GDP has nothing to do with taxation, but measures production pre-tax.


Teresa Lukey I hate politics because it seems there is never balance and there is always corruption, but while looking through the data I found myself wondering about so many aspects of different societies that I never thought of before.


message 3: by Will (new)

Will Byrnes Wondering is always a good thing, but leaving politics to politicians is a form of abdication. There remains analysis, the better to see through the lies and misdirections.


message 4: by Jill (new)

Jill Teresa, I found your statistics very intriguing.

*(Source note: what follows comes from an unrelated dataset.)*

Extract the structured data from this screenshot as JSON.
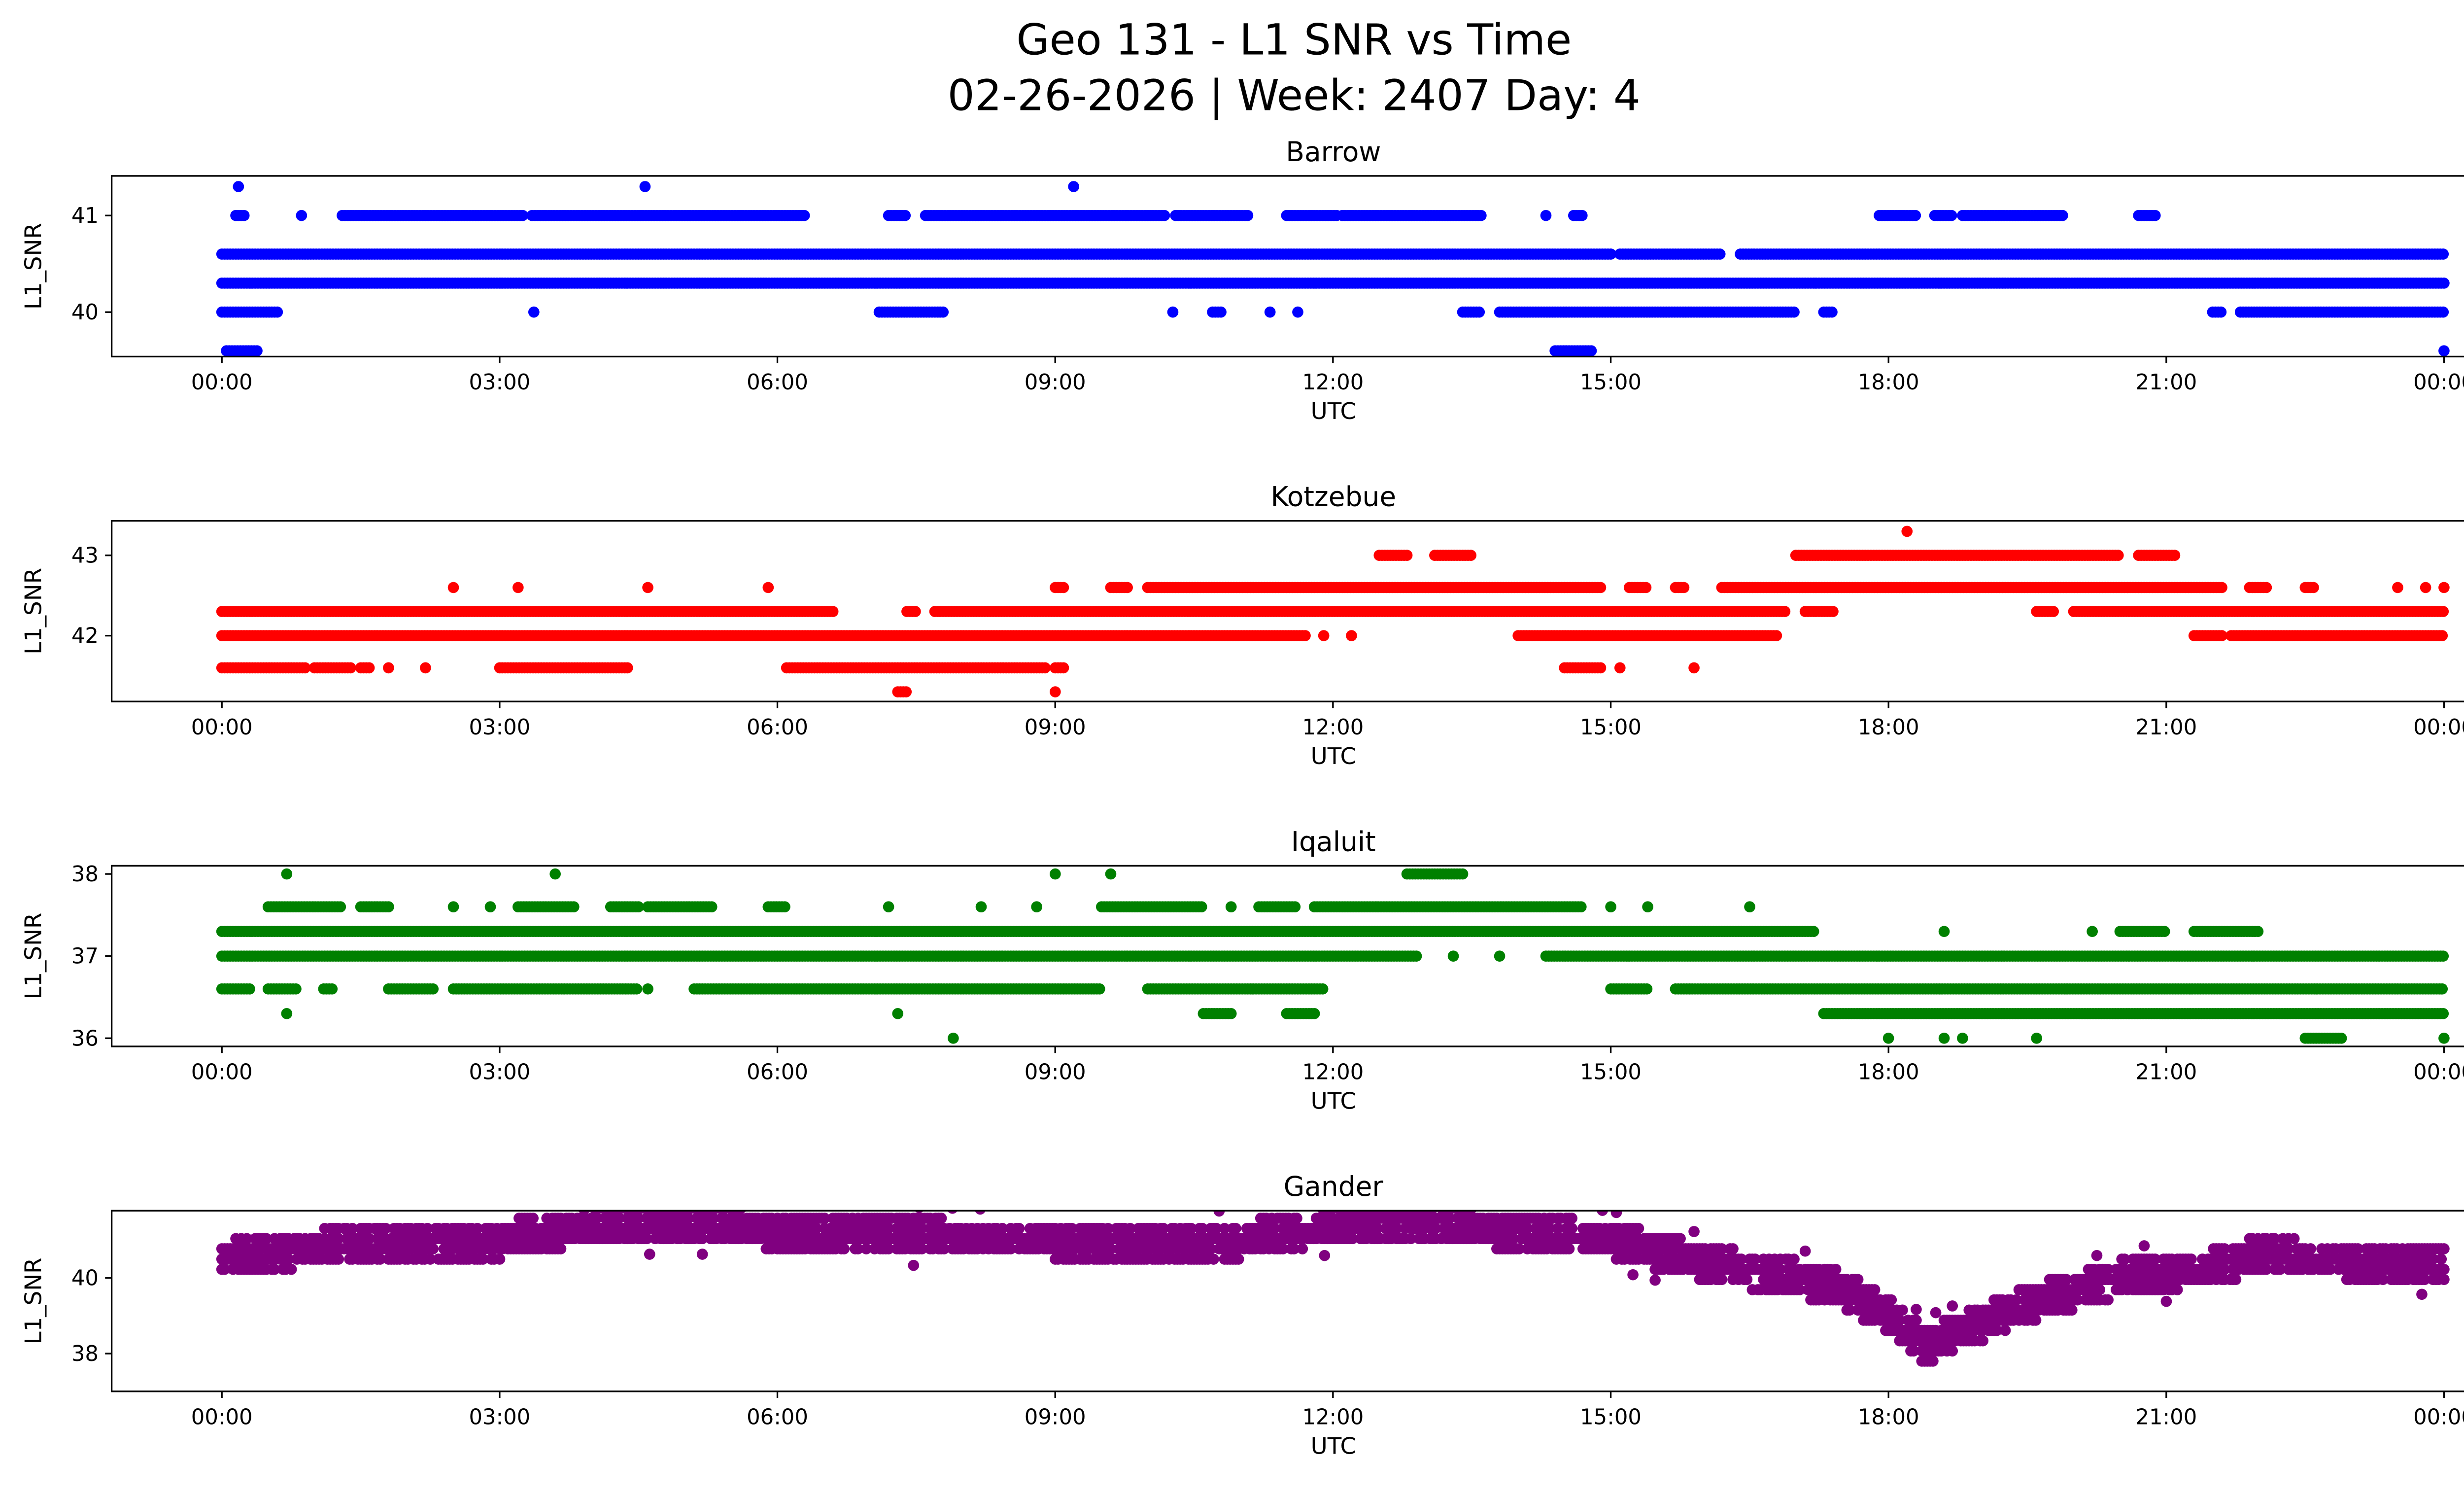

I will leave the tax discussion to you and Will, although I agree with him that our tax laws are unfair and our system is totally out of whack. The Swedes seem to be cranking out crime books, and the crime data and gun laws are not well-known...at least to me. Thanks for a very instructive review.


bookczuk I'm a huge fan of Scandinavian crime/mystery/noir books and have really enjoyed Henning Mankell's work for a long time. I hear he asked for Kenneth Brannaugh to play Wallendar in the movie.

Try Jo Nesbø (read his Harry Hole books in order though, starting with Redbreast) or Jim Thompson (also best read in order starting with Snow Angels) for a look into Norway and Finland, respectively. Others too, but my mind's gone blank.


switterbug (Betsey) Teresa, you have generated some passionate thoughts. Will is so right. In Sweden, health care is part of their "rights," whereas in US, it is a privilege. It should be a right!

Politics aside, great review. And my husband and I are really enjoying Swedish and Nordic mysteries in general.